The evolution of smart grid offers possibilities to take back your power
Common financial measures used in financial portfolio management are suitable for measuring market risk in smart grid projects, according to research from the University of Vaasa, Finland.
Rayko Toshev's doctoral thesis in Industrial Management "Risks and Prospects of Smart Electric Grids Systems measured with Real Options" analyses electricity price risk levels and evaluates smart grid R&D projects and technology opportunities, using real option pricing method.
"My work analyses Nord Pool Spot electricity prices for Finland, Sweden Norway and Estonia and computes market risk level using standard financial measures, such as Volatility and Value at Risk", says Toshev.
By using the risk metrics he outlines future scenarios for smart grid development and calculates real option values of technology projects.
Selling electricity back to the grid
With dynamic pricing, provided from the power market and smart meters, installed by utility companies it is now possible for consumers to sell electricity back to the grid and trade it like a typical commodity.
"Such new environment combined with advances in additive manufacturing creates lavish opportunities for technological innovations", he says.
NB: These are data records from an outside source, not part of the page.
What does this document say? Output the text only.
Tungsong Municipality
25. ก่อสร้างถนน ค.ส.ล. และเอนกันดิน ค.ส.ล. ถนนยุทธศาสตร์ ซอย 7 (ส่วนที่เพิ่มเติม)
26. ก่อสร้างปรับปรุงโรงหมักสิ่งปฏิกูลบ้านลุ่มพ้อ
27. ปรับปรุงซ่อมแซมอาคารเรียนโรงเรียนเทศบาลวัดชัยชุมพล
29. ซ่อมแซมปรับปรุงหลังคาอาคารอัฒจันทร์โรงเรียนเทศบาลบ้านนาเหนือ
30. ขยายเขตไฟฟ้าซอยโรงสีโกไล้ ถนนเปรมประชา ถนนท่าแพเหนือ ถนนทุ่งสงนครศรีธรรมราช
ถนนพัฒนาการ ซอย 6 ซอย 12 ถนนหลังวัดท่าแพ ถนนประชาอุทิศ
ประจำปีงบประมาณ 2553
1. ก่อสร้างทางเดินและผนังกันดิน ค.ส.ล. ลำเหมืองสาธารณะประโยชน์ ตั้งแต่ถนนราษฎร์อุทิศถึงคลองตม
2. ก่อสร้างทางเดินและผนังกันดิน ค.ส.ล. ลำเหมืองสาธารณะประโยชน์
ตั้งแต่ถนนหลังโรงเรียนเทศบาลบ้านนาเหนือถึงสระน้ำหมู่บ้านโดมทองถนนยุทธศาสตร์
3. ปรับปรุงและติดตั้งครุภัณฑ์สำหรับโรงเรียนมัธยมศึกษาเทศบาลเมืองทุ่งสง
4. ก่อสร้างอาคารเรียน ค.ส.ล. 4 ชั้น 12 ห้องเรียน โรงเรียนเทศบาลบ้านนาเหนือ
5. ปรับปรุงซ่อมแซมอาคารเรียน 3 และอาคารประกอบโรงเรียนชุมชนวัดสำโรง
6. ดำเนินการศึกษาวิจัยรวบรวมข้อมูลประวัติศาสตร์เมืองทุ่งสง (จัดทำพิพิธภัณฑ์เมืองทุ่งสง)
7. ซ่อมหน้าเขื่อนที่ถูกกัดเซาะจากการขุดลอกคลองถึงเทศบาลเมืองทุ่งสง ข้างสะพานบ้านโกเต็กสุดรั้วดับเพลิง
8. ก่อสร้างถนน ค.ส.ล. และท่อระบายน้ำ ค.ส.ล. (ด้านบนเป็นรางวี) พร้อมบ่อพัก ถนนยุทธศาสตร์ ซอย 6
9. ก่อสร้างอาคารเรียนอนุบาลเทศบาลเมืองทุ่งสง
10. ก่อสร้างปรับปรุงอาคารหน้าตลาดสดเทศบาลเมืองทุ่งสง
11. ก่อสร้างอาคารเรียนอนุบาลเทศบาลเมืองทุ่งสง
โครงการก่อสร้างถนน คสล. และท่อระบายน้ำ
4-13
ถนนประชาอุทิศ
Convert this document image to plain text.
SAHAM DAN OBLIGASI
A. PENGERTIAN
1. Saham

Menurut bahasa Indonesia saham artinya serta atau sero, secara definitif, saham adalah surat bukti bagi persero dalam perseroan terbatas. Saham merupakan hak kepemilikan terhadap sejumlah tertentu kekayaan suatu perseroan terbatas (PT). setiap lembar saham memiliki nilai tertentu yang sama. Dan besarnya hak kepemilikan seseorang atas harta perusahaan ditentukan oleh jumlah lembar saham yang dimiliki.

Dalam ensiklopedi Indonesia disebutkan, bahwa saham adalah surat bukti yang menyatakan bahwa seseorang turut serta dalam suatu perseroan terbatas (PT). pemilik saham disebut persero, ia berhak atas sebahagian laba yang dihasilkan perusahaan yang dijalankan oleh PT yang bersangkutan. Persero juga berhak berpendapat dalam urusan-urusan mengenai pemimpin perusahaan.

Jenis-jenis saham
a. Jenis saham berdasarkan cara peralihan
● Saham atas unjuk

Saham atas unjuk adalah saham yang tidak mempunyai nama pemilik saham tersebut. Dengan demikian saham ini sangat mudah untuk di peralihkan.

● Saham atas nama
Toshev's work also aims to offer a better understanding of the present and future development of smart-grid technologies. He ponders the future scenarios of the market and discusses strategic planning.
Combining financial risk models with corporate strategies
In his research Toshev used data collected from surveys, questionnaires and action research case studies to examine factors influencing companies' strategies.
"Electricity price risk analysis showed decreasing volatility due to the establishment of Nord Pool Market and strong correlation among interconnected regions", he explains.
According to Toshev, the process consists of performing historic and Monte Carlo simulations using Nord Pool Spot market price data and calculating the quantile of the distribution of profit and loss over a target horizon.
Strategic analysis showed increased demand for flexibility in resource allocation. Toshev's work highlights the practicality of combining financial risk models with corporate strategies for market investors and company management.
"Such combined framework helps mitigate the risk of new technology development projects", he says.
According to Toshev, it also assists to formulate responses to likely and unlikely scenarios with multi-factor decision parameters. It also provides tools to achieve coherency among diverse strategies between smart grid stakeholders.